Si la peine de l’emprisonnement épargne le corps, il est juste et désirable qu’elle laisse du moins dans l’esprit des traces salutaires, attaquant ainsi le mal dans sa source. Or, il est impossible qu’un régime spécialement destiné à faire une impression vive sur nu grand nombre d’esprits, n’en pousse pas quelques-uns vers la folie Si ce mal devient, comme le croit la Commission, très-rare, quelque déplorable qu’il soit, il faudrait encore le préférer maux de mille espèces que le système actuel engendre. Le code pénal n’accorde lien aux forçat sur les produits de leur travail, mais il permet d’abandonner aux condamnés à la réclusion une portion de ce produit, et il crée un véritable droit en faveur des condamnés pour délits correctionnels ; ainsi qu’il résulte de l’article 41, qui dispose « que les produits du travail de chaque détenu pour délit correctionnel, seront appliqués, partie aux dépenses de la maison, partie à lui procurer quelques adoucissements s’il les mérite, partie à former pour lui, au temps de sa sortie, un fonds de réserve.

Une ordonnance de 1817 a voulu que ces trois parts fussent égales ; conséquemment, dans l’état actuel de la législation, les deux tiers du produit du travail des détenus pour délits correctionnels leur appartiennent. La même faveur est faite aux reclusionnaires que renferment nos maisons centrales. Le projet de loi change complètement cet ordre de choses, et propose de déclarer d’une manière générale que le produit du travail de tous les condamnés appartient à l’État, qu’une portion déterminée de ce produit pourra seulement leur être accordée. Ainsi il fait plus pour les forçats, et moins pour les condamnés correctionnellement que n’avait fait le code pénal, et il traite tous les condamnés comme ce même code avait traité les seuls réclusionnaires.

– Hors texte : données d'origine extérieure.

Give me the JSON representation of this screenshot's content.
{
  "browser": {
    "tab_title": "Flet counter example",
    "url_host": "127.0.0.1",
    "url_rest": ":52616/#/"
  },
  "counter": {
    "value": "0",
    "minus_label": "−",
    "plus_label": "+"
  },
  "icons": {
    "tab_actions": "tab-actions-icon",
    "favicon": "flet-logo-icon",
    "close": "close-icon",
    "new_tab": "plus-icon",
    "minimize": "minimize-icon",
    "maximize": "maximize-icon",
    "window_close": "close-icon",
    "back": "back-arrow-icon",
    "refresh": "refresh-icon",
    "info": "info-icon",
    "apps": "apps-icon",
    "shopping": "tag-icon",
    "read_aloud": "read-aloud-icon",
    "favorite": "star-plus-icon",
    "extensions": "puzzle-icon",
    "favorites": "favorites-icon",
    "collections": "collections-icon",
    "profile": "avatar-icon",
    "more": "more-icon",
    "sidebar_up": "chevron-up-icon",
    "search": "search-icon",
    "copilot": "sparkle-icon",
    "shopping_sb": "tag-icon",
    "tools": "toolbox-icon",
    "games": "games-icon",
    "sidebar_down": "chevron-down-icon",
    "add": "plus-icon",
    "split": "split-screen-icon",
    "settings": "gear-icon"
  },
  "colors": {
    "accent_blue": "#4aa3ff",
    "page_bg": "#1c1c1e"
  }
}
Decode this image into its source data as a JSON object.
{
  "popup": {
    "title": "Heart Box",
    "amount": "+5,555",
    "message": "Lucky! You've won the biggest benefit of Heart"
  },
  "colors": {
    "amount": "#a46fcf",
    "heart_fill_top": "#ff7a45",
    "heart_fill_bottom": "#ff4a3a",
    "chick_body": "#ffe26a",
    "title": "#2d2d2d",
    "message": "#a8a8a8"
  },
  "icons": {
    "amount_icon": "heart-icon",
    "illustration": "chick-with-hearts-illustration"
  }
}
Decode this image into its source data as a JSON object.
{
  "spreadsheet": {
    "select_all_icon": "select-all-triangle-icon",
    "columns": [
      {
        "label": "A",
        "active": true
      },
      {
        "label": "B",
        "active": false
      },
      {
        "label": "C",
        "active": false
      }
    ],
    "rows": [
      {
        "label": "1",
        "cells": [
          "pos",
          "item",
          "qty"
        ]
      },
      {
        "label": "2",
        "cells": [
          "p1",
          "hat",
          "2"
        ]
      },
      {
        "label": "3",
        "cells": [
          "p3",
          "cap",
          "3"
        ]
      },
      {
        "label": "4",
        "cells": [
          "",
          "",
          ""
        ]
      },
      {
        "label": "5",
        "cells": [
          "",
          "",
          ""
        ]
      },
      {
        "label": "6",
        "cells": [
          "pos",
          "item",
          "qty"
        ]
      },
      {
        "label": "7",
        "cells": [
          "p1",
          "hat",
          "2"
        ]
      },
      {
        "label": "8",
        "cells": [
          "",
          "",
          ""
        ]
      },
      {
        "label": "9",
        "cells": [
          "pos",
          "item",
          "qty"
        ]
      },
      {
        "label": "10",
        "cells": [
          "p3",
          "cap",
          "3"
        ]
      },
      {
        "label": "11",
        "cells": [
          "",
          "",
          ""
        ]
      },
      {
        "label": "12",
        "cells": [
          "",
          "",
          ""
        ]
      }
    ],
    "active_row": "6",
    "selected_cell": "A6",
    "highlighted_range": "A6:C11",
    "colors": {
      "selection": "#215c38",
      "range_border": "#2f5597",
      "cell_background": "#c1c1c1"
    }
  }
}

La Commission de 1840 avait refusé d’admettre une disposition semblable ; rentrant dans l’esprit du code pénal, elle avait établi que les condamnés aux travaux forcés ne recevraient rien ; que les condamnés à la réclusion pourraient recevoir, et que les condamnés pour délits correctionnels devraient recevoir une partie du produit de leur travail. Le minimum de ce salaire était fixé, non aux deux tiers comme le portait l’ordonnance de 1817, mais au tiers seulement, et les détenus pouvaient en être privés comme punition disciplinaire ; quelques membres de votre Commission ont reproduit ces idées.

Ils pensaient que bien qu’en droit strict l’Etat puisse s’attribuer le produit complet du travail des criminels, l’usage de ce droit était très-rigoureux, et qu’il pourrait être dangereux d’y recourir au sortir d’un régime dans lequel on avait poussé la condescendance à cet excès, d’accorder comme règle générale au plus grand nombre des condamnés les deux tiers de ce qu’ils gagnaient en prison ; que, d’ailleurs, le but de l’emprisonnement pénitentiaire n’était pas seulement de forcer au travail, mais d’en donner le goût et d’en faire sentir le prix ; qu’un travail sans salaire ne pouvait inspirer que du dégoût.

La majorité répondait qu’il était sans doute utile et nécessaire de salarier dans une certaine mesure le travail des condamnés ; que l’article même du gouvernement supposait qu’il en serait ainsi, mais qu’il était immoral et dangereux de reconnaître à des condamnés quelconque un droit au salaire ; que le travail dans les prisons était obligatoire, et que ses produits étaient une indemnité due par les coupables à la société, pour la couvrir des dépenses que leur crime lui occasionnait.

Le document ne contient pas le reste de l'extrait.